Amongst these trails and discomforts, there are fleeting moments of hope and cheer:

* The banter among all of us in the van is jovial and Afghans laugh. A lot. Perhaps this is their way to keep lunacy at bay from the sadistic madness ravaging their country?
* I observe Dr. Zia at Daryoos clinic check and treat a raggedy adolescent with severe allergies. The poor teen is obviously in pain and discomfort, does not have the 30 US cents for the registration fee, which is immediately waived, of course. There is so much relief and hope in his earnest face that my heart goes to him. My eyes prickle in pain at the thought of the teen’s plight if this CAI medical clinic was not in place? After the exam and medication, the teen leaves, clutching the medicines to his chest, as if they are priceless treasures with a much more relaxed expression on his face.
* We cover the distance from Nili to Yakawlang in 35 minutes with the Kodiak. The same distance will take 23 hours in Sher Hussein’s van.

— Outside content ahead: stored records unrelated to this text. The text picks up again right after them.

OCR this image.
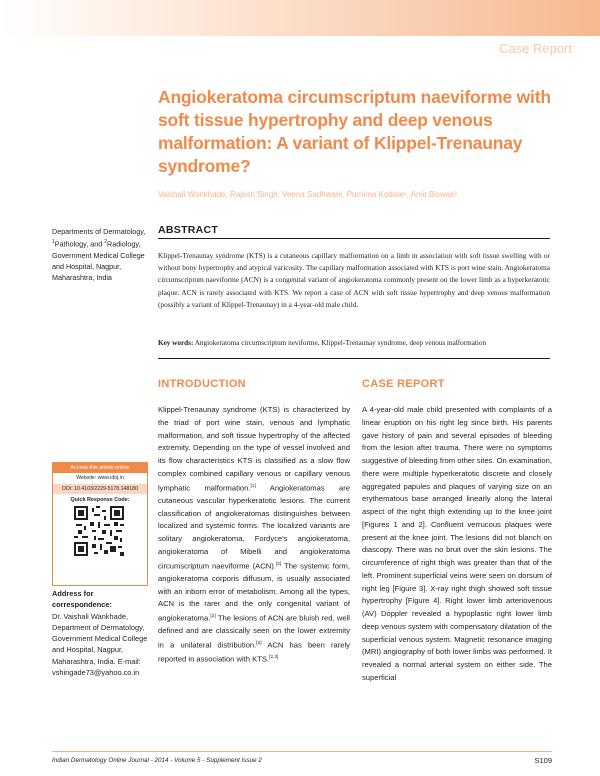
Case Report
Angiokeratoma circumscriptum naeviforme with soft tissue hypertrophy and deep venous malformation: A variant of Klippel-Trenaunay syndrome?
Vaishali Wankhade, Rajesh Singh, Veena Sadhwani, Purnima Kodate¹, Amit Biswas²
Departments of Dermatology, $^1$Pathology, and $^2$Radiology, Government Medical College and Hospital, Nagpur, Maharashtra, India
ABSTRACT
Klippel-Trenaunay syndrome (KTS) is a cutaneous capillary malformation on a limb in association with soft tissue swelling with or without bony hypertrophy and atypical varicosity. The capillary malformation associated with KTS is port wine stain. Angiokeratoma circumscriptum naeviforme (ACN) is a congenital variant of angiokeratoma commonly present on the lower limb as a hyperkeratotic plaque. ACN is rarely associated with KTS. We report a case of ACN with soft tissue hypertrophy and deep venous malformation (possibly a variant of Klippel-Trenaunay) in a 4-year-old male child.
Key words: Angiokeratoma circumscriptum neviforme, Klippel-Trenaunay syndrome, deep venous malformation
INTRODUCTION	CASE REPORT
Klippel-Trenaunay syndrome (KTS) is characterized by the triad of port wine stain, venous and lymphatic malformation, and soft tissue hypertrophy of the affected extremity. Depending on the type of vessel involved and its flow characteristics KTS is classified as a slow flow complex combined capillary venous or capillary venous lymphatic malformation.[1] Angiokeratomas are cutaneous vascular hyperkeratotic lesions. The current classification of angiokeratomas distinguishes between localized and systemic forms. The localized variants are solitary angiokeratoma, Fordyce's angiokeratoma, angiokeratoma of Mibelli and angiokeratoma circumscriptum naeviforme (ACN).[2] The systemic form, angiokeratoma corporis diffusum, is usually associated with an inborn error of metabolism. Among all the types, ACN is the rarer and the only congenital variant of angiokeratoma.[2] The lesions of ACN are bluish red, well defined and are classically seen on the lower extremity in a unilateral distribution.[2] ACN has been rarely reported in association with KTS.[2,3]
A 4-year-old male child presented with complaints of a linear eruption on his right leg since birth. His parents gave history of pain and several episodes of bleeding from the lesion after trauma. There were no symptoms suggestive of bleeding from other sites. On examination, there were multiple hyperkeratotic discrete and closely aggregated papules and plaques of varying size on an erythematous base arranged linearly along the lateral aspect of the right thigh extending up to the knee joint [Figures 1 and 2]. Confluent verrucous plaques were present at the knee joint. The lesions did not blanch on diascopy. There was no bruit over the skin lesions. The circumference of right thigh was greater than that of the left. Prominent superficial veins were seen on dorsum of right leg [Figure 3]. X-ray right thigh showed soft tissue hypertrophy [Figure 4]. Right lower limb arteriovenous (AV) Doppler revealed a hypoplastic right lower limb deep venous system with compensatory dilatation of the superficial venous system. Magnetic resonance imaging (MRI) angiography of both lower limbs was performed. It revealed a normal arterial system on either side. The superficial
Access this article online
Website: www.idoj.in
DOI: 10.4103/2229-5178.148180
Quick Response Code:
Address for correspondence:
Dr. Vaishali Wankhade, Department of Dermatology, Government Medical College and Hospital, Nagpur, Maharashtra, India. E-mail: vshingade73@yahoo.co.in
Indian Dermatology Online Journal - 2014 - Volume 5 - Supplement Issue 2	S109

* We get to exercise late in the day when the burning sun declines to the West! We climb small rock mountains on which, perhaps, no humans have ever walked.
* We lay the foundation stone for CAI’s 19th elementary school in Afghanistan at Dayroos. Construction starts immediately.
* The Afghan terrain from the 5-seater aircraft is spectacular and breathtaking. The pilots, both seemingly young enough to be yet weaned away from diapers, purposely fly us through looming mountain passes so close, my buttocks contract in anxiety and fear, only to relax as the aircraft quickly tame the air and treat us all to Band Ali below. These are a cluster of lakes bluer than the sky, believed to hold medicinal properties and a tourist attraction. Some believe Imam Ali (A) did make it all the way here, thus the name.

After spending another day taking care of housekeeping issues at the CAI school and orphanage, I leave Kabul and Afghanistan for the 33rd time in nine years. I or others in my team will be back, of course, insha’Allah, to do what CAI does best.